There is reliable survey data showing that the number of Taiwanese who identify as exclusively Taiwanese, rather than Chinese, is increasing, while the number of people who identify as exclusively Chinese, rather than Taiwanese, is still small. But this does not translate into an increase in the number of Taiwanese voters in favor of immediate independence at the same rate.
one longitudinal study It shows at National Chengqi University that the vast majority of Taiwanese support some version of the status quo, not immediate independence. A “status quo” such as independence or consolidation is of course a spectrum – for example, one could be status quo and independence later, or status quo and consolidation later. At least this tells us that Taiwanese voters are more pragmatic than we usually assume given the growing number of “Taiwanese-only” IDs. Taiwanese live in a context in which any path to immediate independence is likely to lead to a deadly conflict with the People’s Republic of China, so pressure for formal independence is unlikely any time soon – precisely because Taiwanese voters value living in a status quo free of conflict. .
Looking at the presidential election in 2024, what issues do you expect will drive the political debate? Do you have any expectations about politicians who might be in a better position to speak up at the moment?
We know from extensive political science research that the dominant political factor in every Taiwanese election is China. All other issues are minor or filtered through the lens of the China factor. It’s no secret that the DPP’s top two contenders are current Vice President William Lai and Taoyuan Mayor Cheng Wensan. From the KMT, Hou You-yi is in a strong position as mayor of New Taipei, but given the KMT’s current internal struggle for the next party chair, we are still one year away from figuring out who the most likely candidate will be. We also have the unknown variants of Taipei Mayor Koo Win Ji and businessman Terry Gu, who may run again in 2024.
Richard Bush And Maggie Lewis To each write and speak about Taiwan’s need to nurture and enhance its vitality, including by forging a political consensus to address internal challenges such as job creation, energy, etc. How optimistic are you that Taiwan’s leaders will be able to overcome party divisions to tackle these internal challenges?
This remains the biggest challenge for a disputed country like Taiwan whose political spectrum is defined by its relationship with China – how to mobilize voters and politicians to take action on crucial political issues that may not win their votes or matter to them during election times. It is difficult to persuade the KMT and the PDP to work together (as is the case with most dominant bipartisan political systems) but increasingly on contemporary social issues unrelated to the PRC.

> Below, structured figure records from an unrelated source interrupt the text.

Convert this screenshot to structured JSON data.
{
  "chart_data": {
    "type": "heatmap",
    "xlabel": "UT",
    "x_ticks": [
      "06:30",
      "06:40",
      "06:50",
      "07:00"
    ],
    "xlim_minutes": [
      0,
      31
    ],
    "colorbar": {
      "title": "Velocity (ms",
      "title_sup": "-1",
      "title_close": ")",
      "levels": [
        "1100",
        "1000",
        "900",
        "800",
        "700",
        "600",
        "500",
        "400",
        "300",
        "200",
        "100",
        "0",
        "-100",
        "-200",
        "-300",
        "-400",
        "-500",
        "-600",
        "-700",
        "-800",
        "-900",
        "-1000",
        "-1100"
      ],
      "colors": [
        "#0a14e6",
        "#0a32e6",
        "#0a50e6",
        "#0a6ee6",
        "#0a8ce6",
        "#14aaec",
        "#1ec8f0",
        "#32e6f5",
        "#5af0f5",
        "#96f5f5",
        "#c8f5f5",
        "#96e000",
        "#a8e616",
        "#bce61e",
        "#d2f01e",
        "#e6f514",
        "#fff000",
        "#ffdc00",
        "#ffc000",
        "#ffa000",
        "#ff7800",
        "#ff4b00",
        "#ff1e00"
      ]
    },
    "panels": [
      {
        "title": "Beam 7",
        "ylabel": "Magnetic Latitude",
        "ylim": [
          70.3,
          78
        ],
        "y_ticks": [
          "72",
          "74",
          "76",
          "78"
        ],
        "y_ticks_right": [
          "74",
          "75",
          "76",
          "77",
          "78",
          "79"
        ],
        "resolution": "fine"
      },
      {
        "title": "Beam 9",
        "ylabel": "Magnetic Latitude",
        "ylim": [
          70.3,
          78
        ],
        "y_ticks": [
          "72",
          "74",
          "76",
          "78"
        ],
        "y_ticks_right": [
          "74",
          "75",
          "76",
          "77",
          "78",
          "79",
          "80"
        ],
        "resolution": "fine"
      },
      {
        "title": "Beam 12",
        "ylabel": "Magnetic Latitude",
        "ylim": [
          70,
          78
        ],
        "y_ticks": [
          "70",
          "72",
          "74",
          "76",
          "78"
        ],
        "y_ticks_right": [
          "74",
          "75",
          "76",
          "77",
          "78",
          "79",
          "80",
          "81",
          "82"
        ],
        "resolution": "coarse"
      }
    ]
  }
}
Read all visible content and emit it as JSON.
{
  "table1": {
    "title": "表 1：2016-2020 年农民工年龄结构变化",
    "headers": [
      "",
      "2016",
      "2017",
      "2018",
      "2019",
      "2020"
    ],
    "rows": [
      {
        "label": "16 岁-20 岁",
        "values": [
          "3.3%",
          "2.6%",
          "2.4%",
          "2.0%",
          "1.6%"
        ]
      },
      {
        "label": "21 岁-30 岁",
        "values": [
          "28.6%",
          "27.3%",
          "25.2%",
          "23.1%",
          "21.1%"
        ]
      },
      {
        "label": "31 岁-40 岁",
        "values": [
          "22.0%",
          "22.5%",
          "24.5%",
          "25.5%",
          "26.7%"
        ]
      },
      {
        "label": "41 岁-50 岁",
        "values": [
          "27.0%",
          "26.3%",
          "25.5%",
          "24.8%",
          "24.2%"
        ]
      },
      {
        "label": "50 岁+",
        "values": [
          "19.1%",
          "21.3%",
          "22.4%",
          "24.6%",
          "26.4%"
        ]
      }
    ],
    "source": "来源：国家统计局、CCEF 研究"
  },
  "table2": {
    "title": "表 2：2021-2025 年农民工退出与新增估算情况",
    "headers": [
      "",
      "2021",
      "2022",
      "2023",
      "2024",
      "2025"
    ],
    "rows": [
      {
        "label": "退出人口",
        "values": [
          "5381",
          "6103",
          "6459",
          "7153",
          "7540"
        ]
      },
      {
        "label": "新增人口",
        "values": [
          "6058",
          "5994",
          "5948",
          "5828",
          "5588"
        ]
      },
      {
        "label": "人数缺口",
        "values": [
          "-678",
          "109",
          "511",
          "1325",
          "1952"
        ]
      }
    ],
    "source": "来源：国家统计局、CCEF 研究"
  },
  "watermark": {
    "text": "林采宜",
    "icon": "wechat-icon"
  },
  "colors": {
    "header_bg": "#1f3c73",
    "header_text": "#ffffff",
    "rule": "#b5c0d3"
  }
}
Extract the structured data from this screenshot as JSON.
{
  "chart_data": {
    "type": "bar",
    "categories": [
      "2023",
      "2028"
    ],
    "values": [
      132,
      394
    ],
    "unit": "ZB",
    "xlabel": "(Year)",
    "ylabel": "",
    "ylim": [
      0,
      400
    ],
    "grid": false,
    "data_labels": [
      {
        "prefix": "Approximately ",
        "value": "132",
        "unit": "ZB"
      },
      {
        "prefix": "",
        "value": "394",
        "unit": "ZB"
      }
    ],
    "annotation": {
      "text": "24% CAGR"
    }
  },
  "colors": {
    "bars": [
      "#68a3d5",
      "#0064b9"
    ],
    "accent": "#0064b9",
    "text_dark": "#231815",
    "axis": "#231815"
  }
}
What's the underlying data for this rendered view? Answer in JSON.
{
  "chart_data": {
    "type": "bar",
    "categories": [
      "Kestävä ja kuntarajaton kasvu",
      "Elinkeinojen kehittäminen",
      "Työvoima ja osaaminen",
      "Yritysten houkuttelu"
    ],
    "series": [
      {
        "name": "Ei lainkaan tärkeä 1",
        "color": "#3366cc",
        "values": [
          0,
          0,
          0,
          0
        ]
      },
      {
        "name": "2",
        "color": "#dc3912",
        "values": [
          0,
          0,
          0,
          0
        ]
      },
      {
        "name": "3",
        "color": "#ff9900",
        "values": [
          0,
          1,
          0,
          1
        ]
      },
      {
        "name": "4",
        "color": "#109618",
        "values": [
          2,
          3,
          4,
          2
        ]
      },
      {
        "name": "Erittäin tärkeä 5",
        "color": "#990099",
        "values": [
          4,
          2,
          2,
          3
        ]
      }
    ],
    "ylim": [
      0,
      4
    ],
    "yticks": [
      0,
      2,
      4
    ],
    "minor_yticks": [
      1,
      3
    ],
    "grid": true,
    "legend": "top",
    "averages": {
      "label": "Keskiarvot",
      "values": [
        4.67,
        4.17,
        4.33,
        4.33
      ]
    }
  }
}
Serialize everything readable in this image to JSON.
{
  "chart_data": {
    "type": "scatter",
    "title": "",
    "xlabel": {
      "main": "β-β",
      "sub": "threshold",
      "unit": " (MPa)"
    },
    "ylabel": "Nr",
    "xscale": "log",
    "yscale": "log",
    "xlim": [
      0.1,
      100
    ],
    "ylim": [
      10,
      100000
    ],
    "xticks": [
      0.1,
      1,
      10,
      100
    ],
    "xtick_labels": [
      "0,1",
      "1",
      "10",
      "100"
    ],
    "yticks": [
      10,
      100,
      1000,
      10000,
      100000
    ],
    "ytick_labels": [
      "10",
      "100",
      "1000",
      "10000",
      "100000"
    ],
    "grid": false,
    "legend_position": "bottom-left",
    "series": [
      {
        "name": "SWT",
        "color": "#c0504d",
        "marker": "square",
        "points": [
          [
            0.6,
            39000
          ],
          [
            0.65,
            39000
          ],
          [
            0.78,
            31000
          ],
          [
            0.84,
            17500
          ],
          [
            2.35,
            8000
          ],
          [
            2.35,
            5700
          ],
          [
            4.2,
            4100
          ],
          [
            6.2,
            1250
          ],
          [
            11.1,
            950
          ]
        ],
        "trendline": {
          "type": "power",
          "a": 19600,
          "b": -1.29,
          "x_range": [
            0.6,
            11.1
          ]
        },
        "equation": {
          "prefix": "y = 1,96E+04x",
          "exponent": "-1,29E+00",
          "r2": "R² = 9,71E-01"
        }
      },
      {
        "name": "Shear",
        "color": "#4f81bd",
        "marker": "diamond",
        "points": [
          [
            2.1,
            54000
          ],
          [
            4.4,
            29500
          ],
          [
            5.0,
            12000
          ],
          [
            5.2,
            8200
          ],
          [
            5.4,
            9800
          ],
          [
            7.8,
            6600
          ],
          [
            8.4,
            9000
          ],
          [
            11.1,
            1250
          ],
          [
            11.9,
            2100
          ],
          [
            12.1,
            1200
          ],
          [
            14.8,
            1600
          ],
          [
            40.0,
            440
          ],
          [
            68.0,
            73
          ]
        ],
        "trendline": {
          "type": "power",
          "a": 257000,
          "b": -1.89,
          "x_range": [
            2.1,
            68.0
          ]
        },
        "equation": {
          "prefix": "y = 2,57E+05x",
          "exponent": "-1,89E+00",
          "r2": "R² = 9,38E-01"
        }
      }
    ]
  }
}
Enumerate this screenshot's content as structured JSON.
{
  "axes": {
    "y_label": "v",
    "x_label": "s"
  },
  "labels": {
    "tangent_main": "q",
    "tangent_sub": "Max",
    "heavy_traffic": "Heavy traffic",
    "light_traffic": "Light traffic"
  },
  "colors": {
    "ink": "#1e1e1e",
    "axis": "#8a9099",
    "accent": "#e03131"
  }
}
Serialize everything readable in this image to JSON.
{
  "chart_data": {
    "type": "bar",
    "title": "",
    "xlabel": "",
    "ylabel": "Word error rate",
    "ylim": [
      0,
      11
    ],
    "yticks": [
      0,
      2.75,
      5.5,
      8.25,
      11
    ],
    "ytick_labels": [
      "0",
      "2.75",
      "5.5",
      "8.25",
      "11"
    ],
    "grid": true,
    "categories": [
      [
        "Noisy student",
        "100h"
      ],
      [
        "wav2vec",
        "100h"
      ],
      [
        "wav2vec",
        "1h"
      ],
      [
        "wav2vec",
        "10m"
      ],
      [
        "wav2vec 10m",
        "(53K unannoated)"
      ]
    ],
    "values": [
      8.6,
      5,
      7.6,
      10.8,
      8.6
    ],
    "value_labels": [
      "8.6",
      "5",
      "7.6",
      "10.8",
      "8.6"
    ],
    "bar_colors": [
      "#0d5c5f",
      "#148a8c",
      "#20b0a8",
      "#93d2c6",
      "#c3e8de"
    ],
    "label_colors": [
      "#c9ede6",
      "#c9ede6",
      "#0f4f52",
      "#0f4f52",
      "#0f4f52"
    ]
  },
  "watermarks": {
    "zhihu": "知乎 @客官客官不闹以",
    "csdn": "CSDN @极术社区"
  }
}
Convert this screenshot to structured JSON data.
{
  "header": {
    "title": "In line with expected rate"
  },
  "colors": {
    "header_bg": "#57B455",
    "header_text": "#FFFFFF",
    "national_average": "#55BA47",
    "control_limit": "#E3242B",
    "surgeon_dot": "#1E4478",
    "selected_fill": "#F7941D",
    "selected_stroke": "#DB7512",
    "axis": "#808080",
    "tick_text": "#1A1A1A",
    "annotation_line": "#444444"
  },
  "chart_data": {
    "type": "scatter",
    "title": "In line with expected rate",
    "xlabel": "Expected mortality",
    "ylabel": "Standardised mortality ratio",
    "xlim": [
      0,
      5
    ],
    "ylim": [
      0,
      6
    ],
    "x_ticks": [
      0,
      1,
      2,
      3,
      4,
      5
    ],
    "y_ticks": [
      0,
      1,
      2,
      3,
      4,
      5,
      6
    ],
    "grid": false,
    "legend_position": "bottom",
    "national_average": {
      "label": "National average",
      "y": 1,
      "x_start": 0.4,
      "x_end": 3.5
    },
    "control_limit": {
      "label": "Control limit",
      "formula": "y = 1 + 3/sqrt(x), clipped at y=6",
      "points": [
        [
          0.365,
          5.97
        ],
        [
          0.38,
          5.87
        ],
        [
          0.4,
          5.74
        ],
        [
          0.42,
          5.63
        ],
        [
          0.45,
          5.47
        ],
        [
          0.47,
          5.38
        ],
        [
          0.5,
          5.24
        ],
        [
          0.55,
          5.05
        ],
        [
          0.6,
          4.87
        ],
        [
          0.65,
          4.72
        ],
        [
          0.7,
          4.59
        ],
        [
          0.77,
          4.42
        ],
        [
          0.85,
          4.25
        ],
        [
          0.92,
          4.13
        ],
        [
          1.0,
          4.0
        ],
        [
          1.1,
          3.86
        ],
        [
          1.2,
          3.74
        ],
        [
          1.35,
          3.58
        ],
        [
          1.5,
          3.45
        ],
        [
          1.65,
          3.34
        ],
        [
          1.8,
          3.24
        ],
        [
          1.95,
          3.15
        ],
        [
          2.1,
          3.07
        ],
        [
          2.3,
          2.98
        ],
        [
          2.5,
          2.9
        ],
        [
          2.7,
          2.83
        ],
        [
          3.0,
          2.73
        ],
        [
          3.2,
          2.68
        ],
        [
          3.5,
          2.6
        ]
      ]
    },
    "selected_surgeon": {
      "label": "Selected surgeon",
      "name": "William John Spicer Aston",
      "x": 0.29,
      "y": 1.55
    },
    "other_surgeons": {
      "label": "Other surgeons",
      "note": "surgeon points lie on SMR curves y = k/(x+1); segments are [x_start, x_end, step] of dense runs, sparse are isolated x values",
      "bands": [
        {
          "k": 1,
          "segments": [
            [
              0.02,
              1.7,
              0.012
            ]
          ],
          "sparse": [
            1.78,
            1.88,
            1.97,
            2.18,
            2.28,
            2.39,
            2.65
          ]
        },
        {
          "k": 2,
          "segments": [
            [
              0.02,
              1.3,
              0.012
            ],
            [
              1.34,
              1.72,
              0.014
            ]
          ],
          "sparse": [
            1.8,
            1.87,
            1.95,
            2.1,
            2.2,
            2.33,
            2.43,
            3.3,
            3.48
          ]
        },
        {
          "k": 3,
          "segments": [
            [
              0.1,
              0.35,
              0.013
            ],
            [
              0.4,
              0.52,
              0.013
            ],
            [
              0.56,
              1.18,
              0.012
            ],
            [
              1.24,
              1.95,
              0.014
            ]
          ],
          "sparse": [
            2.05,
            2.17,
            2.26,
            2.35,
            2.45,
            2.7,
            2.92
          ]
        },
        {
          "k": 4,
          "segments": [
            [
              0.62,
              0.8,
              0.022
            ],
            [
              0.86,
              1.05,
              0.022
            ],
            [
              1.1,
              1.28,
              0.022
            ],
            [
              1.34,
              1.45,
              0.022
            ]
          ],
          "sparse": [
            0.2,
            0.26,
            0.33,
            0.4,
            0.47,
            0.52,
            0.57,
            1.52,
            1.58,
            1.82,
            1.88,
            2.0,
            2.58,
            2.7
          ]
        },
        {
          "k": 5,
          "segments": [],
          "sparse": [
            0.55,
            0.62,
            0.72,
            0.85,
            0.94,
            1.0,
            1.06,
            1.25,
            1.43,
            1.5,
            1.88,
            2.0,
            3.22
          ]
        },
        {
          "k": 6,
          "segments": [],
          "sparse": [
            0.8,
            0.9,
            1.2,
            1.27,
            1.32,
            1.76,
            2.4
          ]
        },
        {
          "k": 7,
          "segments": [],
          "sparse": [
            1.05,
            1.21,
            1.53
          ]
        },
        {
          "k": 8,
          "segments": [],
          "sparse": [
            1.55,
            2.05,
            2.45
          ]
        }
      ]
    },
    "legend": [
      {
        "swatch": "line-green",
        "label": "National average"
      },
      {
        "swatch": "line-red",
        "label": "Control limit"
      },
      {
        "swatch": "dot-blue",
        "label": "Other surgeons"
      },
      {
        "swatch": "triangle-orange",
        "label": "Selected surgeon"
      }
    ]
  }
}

One recent example is the treatment of migrant workers from Southeast Asia during the coronavirus outbreak, who were prevented from leaving their factory dormitories. Some DPP politicians spoke out against such treatment, but in the end little was done to reform any of the repressive rules governing migrant workers from Southeast Asia. There is little incentive to do so – only politicians who recognize the moral obligation to improve the livelihoods of Taiwan’s growing workforce will push for policy change.
Until China becomes less important to Taiwan’s domestic politics, which unfortunately won’t happen anytime soon, I find it hard to see voters demanding significant social reform on these kinds of issues.
This does not mean that Taiwanese do not care about social reform. But when it comes to national elections, voters are voting on China, not local performance.